Recent innovations in AI and AI-powered software systems, collectively referred to as AIware, have democratized access to a wide range of advanced capabilities. Tasks that once required domain expertise, such as software development or poem writing, can now be performed by the average user. However, evaluating AIware presents unique challenges that go beyond those of traditional software. These include issues of reproducibility, potential data contamination, and the lack of reliable evaluation oracles, many of which still depend on labor-intensive human judgment rather than automated metrics.

The AIware Working Group within the Standard Performance Evaluation Corporation (SPEC) Research Group (RG) is taking a comprehensive approach to benchmarking, evaluation, and experimental analysis of AI models and their powered software. The group’s scope spans both academic and industrial contexts, focusing not only on performance but also on the behavior, reliability, and usability of AIware.

The group aims to develop processes, benchmarks, and evaluation tools to better understand these software systems through both quantitative and qualitative means. This includes standardized metrics, scenario-driven evaluations, and hybrid assessments that leverage both human and AI-assisted judgment.

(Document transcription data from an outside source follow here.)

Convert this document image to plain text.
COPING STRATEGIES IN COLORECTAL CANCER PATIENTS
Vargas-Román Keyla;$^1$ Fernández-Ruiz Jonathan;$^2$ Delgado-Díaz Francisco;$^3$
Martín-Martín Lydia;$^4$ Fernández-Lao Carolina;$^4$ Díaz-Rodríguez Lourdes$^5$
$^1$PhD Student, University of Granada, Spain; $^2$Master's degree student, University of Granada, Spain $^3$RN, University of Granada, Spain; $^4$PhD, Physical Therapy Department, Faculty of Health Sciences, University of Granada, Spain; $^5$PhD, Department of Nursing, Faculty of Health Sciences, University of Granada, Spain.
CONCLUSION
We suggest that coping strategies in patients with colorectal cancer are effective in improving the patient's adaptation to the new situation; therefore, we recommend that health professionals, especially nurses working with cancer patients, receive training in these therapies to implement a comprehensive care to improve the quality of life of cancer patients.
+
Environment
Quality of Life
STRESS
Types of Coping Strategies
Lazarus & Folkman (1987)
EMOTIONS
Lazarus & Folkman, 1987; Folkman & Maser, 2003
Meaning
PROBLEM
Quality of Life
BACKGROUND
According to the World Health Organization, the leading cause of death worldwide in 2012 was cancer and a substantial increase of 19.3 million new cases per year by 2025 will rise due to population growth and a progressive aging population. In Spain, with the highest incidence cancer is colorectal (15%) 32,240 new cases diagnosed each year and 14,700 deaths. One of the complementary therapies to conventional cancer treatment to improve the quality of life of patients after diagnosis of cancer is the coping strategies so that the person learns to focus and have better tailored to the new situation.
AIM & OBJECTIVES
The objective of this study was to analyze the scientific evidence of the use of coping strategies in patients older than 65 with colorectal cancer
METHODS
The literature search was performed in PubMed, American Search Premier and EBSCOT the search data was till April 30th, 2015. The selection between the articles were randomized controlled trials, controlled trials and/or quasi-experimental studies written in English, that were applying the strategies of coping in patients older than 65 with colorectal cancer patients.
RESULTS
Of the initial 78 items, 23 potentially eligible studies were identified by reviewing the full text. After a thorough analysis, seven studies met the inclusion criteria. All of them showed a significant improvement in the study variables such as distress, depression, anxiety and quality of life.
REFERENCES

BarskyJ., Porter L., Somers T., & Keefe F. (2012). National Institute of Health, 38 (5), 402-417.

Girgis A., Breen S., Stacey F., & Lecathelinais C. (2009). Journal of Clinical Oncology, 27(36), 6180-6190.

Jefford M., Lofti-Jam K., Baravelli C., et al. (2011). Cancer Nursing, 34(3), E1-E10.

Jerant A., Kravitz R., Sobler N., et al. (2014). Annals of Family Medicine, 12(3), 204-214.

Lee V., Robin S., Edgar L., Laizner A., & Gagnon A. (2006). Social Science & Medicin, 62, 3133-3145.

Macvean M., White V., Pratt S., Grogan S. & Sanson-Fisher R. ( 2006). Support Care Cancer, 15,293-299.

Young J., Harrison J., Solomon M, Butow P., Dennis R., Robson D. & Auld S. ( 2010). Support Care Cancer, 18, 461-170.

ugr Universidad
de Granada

Ultimately, the RG AIware Group seeks to advance research and promote best practices for transparent, reproducible, responsible, and trustworthy evaluation in the rapidly evolving field of AIware.

Its membership body currently includes representatives of BEZNext, Concordia University, King’s College London, Hewlett Packard Enterprise, Rochester Institute of Technology, University of L’Aquila, University of Waterloo, Wuhan University, York University, and Zhejiang University.